Cantor Fitzgerald West End Multifamily DST is a 309-unit multi-family property located in Lenexa, Kansas – 20 miles southwest of downtown Kansas City. Built in 2009, The West End is currently 95.8% occupied and offers a diverse mix of 1-, 2- and 3-bedroom floor plans ranging on average from 778– 1,487 square feet. The West End is in a primarily suburban area and adjacent to Lenexa City Center, a 200-acre mixed-use development completed in 2017. The 200,000 square foot campus features Lenexa Public Market, numerous restaurants, retail shopping and entertainment options.
Property Status: Closed Offering
Property Type: Multi-Family
Property State:  Kansas
Property City:  Lenexa
Properties: 1
Units:  309
Offering Size: $73,100,000
Equity Offering:  $47,000,000
Loan-to-Value: 35.70%
Loan Terms:  10-yr Fixed, 10-yr Interest Only at 4.75%
Cash Flow: Call to Confirm

About Cantor Fitzgerald

Cantor Fitzgerald is a leading global financial services firm, serving clients from over 30 offices around the world. Founded in 1945 as a securities brokerage and investment bank, the firm pioneered computer-based bond trading, built one of the broadest distribution networks in the industry, and became the market’s premier dealer of government securities.

Benefits of a Delaware Statutory Trust

Delaware Statutory Trusts are a popular 1031 Exchange replacement property option that allows for fractional ownership of high-quality institutional properties acquired by and managed by large real estate firms, referred to as DST sponsors.  DSTs provide a unique and flexible solution to investment property owners who want to defer tax and continue to own investment property without the management requirements of directly owned property. Below are some of the benefits of investing in DST real estate.

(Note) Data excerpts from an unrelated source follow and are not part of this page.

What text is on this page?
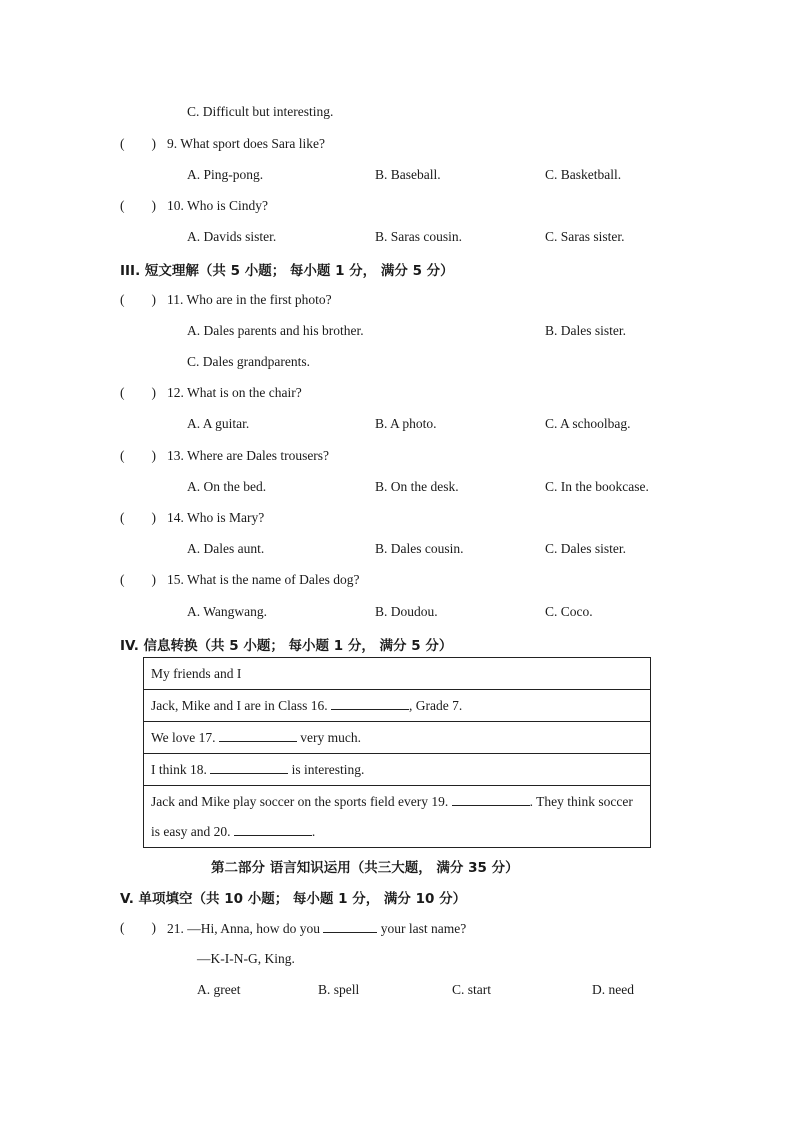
C. Difficult but interesting.
(        ) 9. What sport does Sara like?
A. Ping-pong.	B. Baseball.	C. Basketball.
(        ) 10. Who is Cindy?
A. Davids sister.	B. Saras cousin.	C. Saras sister.
III. 短文理解（共 5 小题； 每小题 1 分， 满分 5 分）
(        ) 11. Who are in the first photo?
A. Dales parents and his brother.	B. Dales sister.
C. Dales grandparents.
(        ) 12. What is on the chair?
A. A guitar.	B. A photo.	C. A schoolbag.
(        ) 13. Where are Dales trousers?
A. On the bed.	B. On the desk.	C. In the bookcase.
(        ) 14. Who is Mary?
A. Dales aunt.	B. Dales cousin.	C. Dales sister.
(        ) 15. What is the name of Dales dog?
A. Wangwang.	B. Doudou.	C. Coco.
IV. 信息转换（共 5 小题； 每小题 1 分， 满分 5 分）
My friends and I
Jack, Mike and I are in Class 16.	, Grade 7.
We love 17.	very much.
I think 18.	is interesting.
Jack and Mike play soccer on the sports field every 19.	. They think soccer is easy and 20.	.
第二部分 语言知识运用（共三大题， 满分 35 分）
V. 单项填空（共 10 小题； 每小题 1 分， 满分 10 分）
(        ) 21. —Hi, Anna, how do you	your last name?
—K-I-N-G, King.
A. greet	B. spell	C. start	D. need
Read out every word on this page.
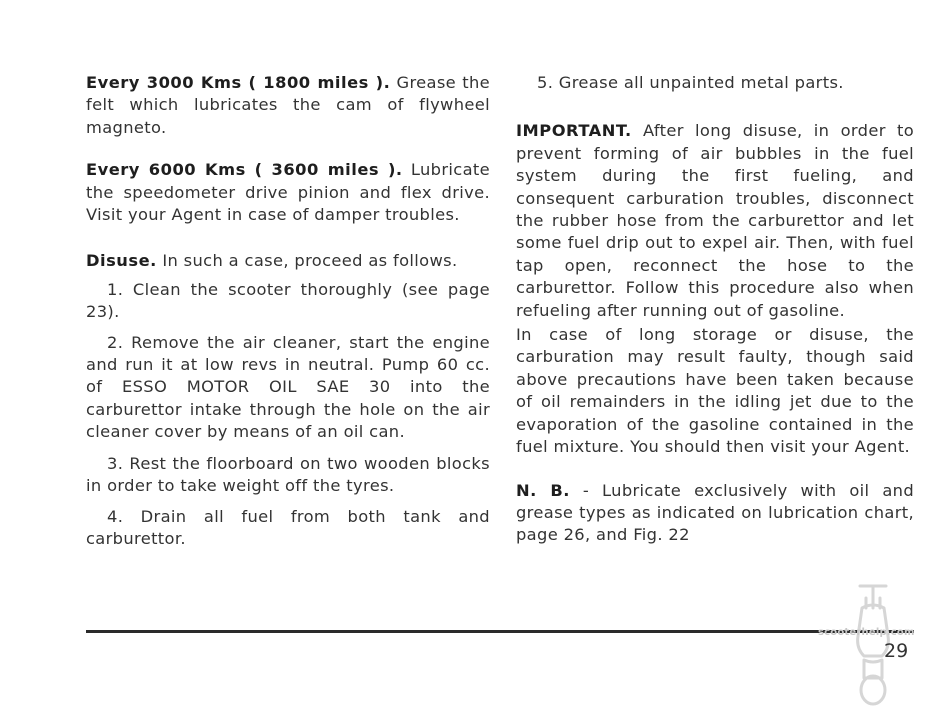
Every 3000 Kms ( 1800 miles ). Grease the felt which lubricates the cam of flywheel magneto.

Every 6000 Kms ( 3600 miles ). Lubricate the speedometer drive pinion and flex drive. Visit your Agent in case of damper troubles.

Disuse. In such a case, proceed as follows.

1. Clean the scooter thoroughly (see page 23).

2. Remove the air cleaner, start the engine and run it at low revs in neutral. Pump 60 cc. of ESSO MOTOR OIL SAE 30 into the carburettor intake through the hole on the air cleaner cover by means of an oil can.

3. Rest the floorboard on two wooden blocks in order to take weight off the tyres.

4. Drain all fuel from both tank and carburettor.

5. Grease all unpainted metal parts.

IMPORTANT. After long disuse, in order to prevent forming of air bubbles in the fuel system during the first fueling, and consequent carburation troubles, disconnect the rubber hose from the carburettor and let some fuel drip out to expel air. Then, with fuel tap open, reconnect the hose to the carburettor. Follow this procedure also when refueling after running out of gasoline.

In case of long storage or disuse, the carburation may result faulty, though said above precautions have been taken because of oil remainders in the idling jet due to the evaporation of the gasoline contained in the fuel mixture. You should then visit your Agent.

N. B. - Lubricate exclusively with oil and grease types as indicated on lubrication chart, page 26, and Fig. 22

scooterhelp.com
29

  • Tax Savings: DSTs allow for the deferral of federal capital gains tax, state capital gains tax, net investment income tax, and depreciation recapture tax. The tax savings can be significant, especially in states where the potential tax liability can be as high as 42%.
  • Monthly Income Potential: DSTs are structured with an emphasis on cash flow for investors and typically include high-quality institutional property.
  • Eliminate Active Property Management: Ownership of a DST is entirely management free.
  • Eliminate Tax for Estate Beneficiaries: DSTs allow for a “step-up in basis” upon the passing of an owner (elimination of Capital Gains, Depreciation Recapture, and Net Investment Income Tax).
  • Low-Cost Non-Recourse Debt Matching: Most investors have debt that must be matched in their exchange, therefor many DSTs are structured with debt in place.
  • Low Risk of a Failed 1031 Exchange: Extensive DST property due diligence is prepared in advance and DST closings can occur quickly – in a matter of days.

DST Risks

DSTs offer many benefits however they are not suitable for everyone and come with risks. Therefore, DSTs are only available to accredited investors. Before deciding to invest in DST real estate, carefully consider the following considerations: Lack of liquidity, timing of exit, lack of control, and interest rates can affect financing, leasing, and appreciation. Additionally, loan modifications may not always be possible, cash flow is not guaranteed, and projected appreciation may not occur. There are also management costs and fees associated with owning DSTs which are disclosed in the prospectus. While not a precisely defined term, a high grade, institutional-grade, or institutional-quality property generally refers to a property of sufficient size and stature to merit attention from large national or international investors.